By Leah Gerstenlauer.
How does where an artist is affect what he creates? While location isn’t everything to dance impresario Stuart Loungway, the connection between geography and artistry is playing a pivotal role in the development of his burgeoning company, Terra Firma Dance Theatre. Originally incorporated in Highland Park, New Jersey over a decade ago, the small non-profit will make definitive moves into Manhattan this fall, a transition that Loungway views as essential to the organization’s vitality.
“You have to place yourself in an environment that promotes risk-taking and supports capacity-building,” he says. “In terms of audience-goers and funders, there’s more latitude of perspective in New York City.
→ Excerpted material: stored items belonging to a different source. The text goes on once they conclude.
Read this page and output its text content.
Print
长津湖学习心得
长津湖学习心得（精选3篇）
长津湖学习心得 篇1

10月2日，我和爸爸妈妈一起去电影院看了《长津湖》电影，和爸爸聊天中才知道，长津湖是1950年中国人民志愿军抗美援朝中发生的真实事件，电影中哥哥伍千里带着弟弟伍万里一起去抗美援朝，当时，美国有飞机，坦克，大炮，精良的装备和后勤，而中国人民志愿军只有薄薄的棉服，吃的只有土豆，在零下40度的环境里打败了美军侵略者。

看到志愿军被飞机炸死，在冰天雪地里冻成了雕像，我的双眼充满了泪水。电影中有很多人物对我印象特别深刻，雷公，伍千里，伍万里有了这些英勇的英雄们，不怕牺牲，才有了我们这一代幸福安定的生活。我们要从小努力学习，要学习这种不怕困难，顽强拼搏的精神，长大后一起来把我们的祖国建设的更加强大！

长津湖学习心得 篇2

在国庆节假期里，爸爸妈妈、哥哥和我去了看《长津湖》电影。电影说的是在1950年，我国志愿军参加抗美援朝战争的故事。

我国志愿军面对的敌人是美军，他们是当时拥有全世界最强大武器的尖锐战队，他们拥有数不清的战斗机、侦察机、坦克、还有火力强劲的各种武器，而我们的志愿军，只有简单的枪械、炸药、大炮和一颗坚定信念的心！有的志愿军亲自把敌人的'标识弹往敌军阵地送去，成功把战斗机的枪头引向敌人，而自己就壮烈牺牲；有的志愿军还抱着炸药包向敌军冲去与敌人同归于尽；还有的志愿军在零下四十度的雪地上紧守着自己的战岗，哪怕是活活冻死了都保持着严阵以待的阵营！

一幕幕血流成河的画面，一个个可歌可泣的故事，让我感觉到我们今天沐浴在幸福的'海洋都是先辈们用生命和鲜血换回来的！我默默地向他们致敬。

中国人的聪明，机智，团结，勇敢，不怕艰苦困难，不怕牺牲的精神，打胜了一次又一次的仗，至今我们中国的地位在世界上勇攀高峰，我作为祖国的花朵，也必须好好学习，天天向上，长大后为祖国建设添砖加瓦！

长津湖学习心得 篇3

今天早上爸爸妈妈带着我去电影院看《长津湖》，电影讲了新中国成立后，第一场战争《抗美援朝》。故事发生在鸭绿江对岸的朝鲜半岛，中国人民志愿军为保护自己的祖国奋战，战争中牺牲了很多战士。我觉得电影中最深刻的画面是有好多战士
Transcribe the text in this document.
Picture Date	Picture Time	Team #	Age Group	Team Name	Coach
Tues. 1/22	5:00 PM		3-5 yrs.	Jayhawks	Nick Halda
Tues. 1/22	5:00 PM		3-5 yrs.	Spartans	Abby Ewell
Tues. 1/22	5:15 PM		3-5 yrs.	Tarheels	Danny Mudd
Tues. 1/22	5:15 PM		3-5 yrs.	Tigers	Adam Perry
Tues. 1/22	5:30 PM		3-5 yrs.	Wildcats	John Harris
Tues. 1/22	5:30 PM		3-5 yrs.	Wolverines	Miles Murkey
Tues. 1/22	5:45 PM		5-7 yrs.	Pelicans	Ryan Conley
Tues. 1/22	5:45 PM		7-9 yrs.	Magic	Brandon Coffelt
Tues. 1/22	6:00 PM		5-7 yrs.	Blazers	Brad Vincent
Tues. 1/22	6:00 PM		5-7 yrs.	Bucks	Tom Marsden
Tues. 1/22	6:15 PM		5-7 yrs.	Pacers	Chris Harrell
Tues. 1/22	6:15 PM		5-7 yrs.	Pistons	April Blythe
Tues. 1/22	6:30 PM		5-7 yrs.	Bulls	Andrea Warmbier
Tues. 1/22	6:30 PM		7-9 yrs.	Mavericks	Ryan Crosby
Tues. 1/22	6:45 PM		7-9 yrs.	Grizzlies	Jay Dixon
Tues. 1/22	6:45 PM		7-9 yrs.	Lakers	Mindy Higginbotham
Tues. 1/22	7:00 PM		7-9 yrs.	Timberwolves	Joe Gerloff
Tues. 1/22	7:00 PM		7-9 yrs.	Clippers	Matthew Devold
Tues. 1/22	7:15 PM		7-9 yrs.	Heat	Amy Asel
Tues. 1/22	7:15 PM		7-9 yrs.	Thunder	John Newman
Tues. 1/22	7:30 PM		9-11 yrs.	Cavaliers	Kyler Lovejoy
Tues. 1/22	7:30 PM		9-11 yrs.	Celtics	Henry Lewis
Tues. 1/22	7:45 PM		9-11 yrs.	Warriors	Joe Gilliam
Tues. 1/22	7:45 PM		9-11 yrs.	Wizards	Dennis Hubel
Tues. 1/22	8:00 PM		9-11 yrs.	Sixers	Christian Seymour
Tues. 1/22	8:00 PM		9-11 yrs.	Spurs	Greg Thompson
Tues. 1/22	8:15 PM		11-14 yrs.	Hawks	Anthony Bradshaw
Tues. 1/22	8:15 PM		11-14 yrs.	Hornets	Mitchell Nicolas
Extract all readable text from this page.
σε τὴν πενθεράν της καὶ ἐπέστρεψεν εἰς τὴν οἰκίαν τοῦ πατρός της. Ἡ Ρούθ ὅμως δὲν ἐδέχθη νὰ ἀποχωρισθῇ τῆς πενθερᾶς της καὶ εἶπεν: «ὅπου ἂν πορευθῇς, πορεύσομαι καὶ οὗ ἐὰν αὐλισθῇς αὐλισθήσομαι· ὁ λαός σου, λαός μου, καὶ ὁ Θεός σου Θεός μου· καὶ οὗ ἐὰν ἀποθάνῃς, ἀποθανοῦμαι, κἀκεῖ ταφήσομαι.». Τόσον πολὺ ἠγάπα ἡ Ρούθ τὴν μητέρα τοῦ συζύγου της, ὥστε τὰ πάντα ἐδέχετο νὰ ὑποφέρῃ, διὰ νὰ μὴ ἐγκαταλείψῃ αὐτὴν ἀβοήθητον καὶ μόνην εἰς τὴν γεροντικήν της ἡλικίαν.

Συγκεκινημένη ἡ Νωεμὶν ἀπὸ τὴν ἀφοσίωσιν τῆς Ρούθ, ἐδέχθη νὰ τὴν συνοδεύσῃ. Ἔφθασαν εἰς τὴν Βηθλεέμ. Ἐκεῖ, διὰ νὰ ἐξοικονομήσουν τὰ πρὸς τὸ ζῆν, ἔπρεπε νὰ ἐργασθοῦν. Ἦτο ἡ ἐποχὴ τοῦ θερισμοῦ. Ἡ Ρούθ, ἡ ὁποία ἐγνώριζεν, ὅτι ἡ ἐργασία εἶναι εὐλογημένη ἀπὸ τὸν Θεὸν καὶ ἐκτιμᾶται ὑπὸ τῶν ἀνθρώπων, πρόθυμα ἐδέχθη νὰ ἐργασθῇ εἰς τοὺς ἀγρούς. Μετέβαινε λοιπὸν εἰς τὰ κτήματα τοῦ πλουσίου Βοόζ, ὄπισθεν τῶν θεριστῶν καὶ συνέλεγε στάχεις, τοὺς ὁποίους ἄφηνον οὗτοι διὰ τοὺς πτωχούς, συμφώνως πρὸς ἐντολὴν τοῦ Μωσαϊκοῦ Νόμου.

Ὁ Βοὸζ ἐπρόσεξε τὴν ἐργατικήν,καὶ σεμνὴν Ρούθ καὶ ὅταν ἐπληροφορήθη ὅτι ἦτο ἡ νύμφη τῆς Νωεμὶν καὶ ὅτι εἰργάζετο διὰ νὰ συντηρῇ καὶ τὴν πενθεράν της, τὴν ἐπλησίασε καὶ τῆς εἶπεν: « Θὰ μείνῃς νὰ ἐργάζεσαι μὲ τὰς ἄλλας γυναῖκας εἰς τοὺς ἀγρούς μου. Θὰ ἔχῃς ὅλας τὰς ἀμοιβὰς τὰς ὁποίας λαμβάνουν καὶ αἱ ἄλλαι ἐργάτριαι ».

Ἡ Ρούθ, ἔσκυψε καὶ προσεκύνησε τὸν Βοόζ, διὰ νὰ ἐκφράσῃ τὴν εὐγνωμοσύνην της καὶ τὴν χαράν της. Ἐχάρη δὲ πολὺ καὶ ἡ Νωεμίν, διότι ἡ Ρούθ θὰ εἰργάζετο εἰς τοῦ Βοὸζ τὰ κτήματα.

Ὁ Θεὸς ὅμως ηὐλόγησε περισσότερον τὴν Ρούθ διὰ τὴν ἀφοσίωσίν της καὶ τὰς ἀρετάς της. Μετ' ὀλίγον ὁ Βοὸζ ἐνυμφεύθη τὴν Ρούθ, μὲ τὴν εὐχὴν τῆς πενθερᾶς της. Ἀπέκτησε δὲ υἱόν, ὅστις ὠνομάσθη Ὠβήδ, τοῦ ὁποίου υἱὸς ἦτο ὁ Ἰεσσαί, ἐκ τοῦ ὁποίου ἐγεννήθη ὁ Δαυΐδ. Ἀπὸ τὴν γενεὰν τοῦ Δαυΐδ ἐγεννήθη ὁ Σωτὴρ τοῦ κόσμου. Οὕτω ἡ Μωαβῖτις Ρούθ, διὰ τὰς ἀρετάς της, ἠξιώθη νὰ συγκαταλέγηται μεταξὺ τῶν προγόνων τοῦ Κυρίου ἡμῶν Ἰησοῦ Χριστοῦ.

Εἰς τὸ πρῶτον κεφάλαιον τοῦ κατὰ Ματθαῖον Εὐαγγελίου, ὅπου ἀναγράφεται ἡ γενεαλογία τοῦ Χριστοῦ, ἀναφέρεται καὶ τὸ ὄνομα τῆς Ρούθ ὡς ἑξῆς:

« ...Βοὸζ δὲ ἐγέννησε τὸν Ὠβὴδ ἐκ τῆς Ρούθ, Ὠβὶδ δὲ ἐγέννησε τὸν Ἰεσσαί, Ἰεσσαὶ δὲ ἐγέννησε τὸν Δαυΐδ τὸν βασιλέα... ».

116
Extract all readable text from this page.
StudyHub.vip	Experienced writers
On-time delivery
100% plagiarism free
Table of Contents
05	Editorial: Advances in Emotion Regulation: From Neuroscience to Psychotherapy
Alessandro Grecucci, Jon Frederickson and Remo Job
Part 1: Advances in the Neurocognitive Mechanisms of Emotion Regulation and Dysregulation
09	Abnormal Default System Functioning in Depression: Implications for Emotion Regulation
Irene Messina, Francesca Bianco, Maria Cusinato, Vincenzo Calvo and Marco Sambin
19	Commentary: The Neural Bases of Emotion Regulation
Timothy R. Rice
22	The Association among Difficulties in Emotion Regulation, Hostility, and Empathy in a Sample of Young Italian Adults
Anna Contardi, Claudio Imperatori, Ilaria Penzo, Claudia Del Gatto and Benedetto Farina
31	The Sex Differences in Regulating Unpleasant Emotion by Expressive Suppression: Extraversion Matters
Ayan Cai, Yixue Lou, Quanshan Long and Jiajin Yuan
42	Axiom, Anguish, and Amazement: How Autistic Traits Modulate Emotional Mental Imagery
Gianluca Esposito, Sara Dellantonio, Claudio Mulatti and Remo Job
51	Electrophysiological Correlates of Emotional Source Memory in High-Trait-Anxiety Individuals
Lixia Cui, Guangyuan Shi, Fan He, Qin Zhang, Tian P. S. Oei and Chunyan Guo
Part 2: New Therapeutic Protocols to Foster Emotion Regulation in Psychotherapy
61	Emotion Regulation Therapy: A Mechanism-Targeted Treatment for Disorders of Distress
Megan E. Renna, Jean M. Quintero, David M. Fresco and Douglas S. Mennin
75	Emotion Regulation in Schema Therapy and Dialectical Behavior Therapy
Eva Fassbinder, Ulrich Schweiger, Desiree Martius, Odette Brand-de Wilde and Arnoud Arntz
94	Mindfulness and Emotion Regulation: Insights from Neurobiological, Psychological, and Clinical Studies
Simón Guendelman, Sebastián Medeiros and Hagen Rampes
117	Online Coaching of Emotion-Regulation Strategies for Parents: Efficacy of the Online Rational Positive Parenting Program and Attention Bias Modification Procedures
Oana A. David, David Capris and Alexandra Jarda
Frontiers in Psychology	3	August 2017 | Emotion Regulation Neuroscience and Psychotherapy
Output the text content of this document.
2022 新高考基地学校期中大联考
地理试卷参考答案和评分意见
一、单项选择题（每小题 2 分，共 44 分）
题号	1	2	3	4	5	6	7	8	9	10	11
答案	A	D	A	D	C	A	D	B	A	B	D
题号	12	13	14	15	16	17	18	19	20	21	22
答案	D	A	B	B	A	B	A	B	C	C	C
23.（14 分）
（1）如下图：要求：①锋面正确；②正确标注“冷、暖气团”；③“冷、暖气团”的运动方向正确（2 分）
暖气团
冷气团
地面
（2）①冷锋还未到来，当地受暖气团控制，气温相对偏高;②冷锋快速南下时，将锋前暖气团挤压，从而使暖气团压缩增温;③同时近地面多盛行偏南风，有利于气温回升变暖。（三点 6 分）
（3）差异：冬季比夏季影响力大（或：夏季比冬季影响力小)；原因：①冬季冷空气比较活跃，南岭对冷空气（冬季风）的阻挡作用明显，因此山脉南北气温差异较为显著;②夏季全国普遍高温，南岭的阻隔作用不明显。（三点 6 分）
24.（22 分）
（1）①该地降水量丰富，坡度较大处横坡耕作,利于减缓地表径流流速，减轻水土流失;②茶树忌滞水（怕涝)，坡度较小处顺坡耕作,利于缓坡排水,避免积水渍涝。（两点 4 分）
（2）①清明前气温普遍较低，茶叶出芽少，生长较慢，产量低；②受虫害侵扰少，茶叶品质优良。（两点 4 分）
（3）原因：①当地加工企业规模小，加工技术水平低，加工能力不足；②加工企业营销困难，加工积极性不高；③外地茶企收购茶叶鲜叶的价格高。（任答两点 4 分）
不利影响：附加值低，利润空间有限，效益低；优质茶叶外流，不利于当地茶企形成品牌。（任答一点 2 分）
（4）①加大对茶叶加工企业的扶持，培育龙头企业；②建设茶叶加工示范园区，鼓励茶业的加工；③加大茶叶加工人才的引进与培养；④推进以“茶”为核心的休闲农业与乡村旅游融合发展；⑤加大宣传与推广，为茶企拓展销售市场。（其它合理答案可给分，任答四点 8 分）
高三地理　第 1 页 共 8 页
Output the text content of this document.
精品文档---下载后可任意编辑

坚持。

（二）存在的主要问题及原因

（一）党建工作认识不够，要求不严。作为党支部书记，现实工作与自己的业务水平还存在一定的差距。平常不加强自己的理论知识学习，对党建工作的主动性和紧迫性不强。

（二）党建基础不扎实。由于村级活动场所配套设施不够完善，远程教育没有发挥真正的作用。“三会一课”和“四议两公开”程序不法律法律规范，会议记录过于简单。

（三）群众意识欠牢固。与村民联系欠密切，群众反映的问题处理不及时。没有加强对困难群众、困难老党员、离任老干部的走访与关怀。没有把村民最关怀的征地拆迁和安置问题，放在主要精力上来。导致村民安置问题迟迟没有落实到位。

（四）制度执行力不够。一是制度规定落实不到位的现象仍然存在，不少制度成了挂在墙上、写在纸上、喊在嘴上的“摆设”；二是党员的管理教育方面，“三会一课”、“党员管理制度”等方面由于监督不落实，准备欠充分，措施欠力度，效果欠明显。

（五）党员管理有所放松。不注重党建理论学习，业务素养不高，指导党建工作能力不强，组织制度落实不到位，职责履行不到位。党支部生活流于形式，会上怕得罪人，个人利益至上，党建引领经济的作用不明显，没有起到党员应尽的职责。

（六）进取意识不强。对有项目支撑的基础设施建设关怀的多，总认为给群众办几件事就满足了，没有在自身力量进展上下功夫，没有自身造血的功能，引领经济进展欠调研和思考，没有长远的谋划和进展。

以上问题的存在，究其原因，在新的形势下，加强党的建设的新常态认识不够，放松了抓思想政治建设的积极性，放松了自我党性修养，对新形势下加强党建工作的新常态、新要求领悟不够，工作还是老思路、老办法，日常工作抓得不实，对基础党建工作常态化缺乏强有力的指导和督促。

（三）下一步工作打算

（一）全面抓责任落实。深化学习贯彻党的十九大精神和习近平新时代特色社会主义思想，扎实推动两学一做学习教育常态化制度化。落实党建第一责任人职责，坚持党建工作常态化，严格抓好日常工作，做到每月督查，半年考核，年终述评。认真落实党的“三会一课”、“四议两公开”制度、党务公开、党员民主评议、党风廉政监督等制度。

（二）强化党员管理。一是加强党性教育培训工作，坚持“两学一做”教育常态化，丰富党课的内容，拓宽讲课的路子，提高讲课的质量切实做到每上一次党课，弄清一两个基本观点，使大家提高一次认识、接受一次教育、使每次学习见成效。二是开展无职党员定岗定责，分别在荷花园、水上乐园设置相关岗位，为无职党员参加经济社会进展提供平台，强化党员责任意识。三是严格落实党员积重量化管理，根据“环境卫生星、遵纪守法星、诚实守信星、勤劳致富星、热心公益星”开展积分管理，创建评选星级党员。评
The receptivity is greater than anywhere else.”
Having danced for the Joffrey, San Francisco and American Repertory Ballets before building a following as a teacher and choreographer throughout the Northeast, Loungway has certainly established a keen sense of when and where best to take an artistic risk. He is well aware that there is a certain responsibility inherent to any creative enterprise — that even the most groundbreaking art must invite rather than alienate in order to be meaningful.
“The company is devoted to demystifying the arts, ballet particularly. There are ways to promote accessibility that remain unexplored,” Loungway believes. “We try to challenge audiences while allowing them some sort of comfort zone — tethers to reach out to as their horizons expand.”
One of those tethers is the company’s core group of dancers, whose classical training supports Loungway’s philosophy that ballet is an essential element to all choreographic endeavors. In generating contemporary work, his mission is not to demolish the traditions of dance performance, but rather to use its rich history to energize and challenge today’s audiences and artists. The intended result: a more sustainable, vital atmosphere for dance.
Loungway is particularly invested in paving the way for emerging choreographers who share his viewpoint on purposeful dance-making that both nods to the past and speaks to the future. Terra Firma’s spring performance at Middlesex County Performing Arts Conservatory in East Brunswick, New Jersey featured new pieces by Loni Landon and Manuel Vignouelle, two of the artistic director’s long-time students.
“Their choreography isn’t classical in any sense of the word,” Loungway says of his young collaborators. “Yet there’s an inherent structure to it because they both have superb ballet technique. I think it’s crucial for new artists to feel unconditionally supported, so I’m looking forward to providing a platform for their work again in the future.”
He will have an opportunity to do just that later this year when Terra Firma recreates the program from its East Brunswick engagement in New York City (exact date and location details will be announced this summer). In addition to Landon’s and Vignouelle’s compositions, the bill will include Loungway’s own recent world-premiere, Stagioni, featuring New York City Ballet Soloist Lauren King.
“I’m excited about our continued foray into the city dance market, about developing our visibility and reaching a broader audience,” Loungway enthuses. “There are countless curious and interested dance-goers out there, and I feel privileged to have this opportunity to make an impact.”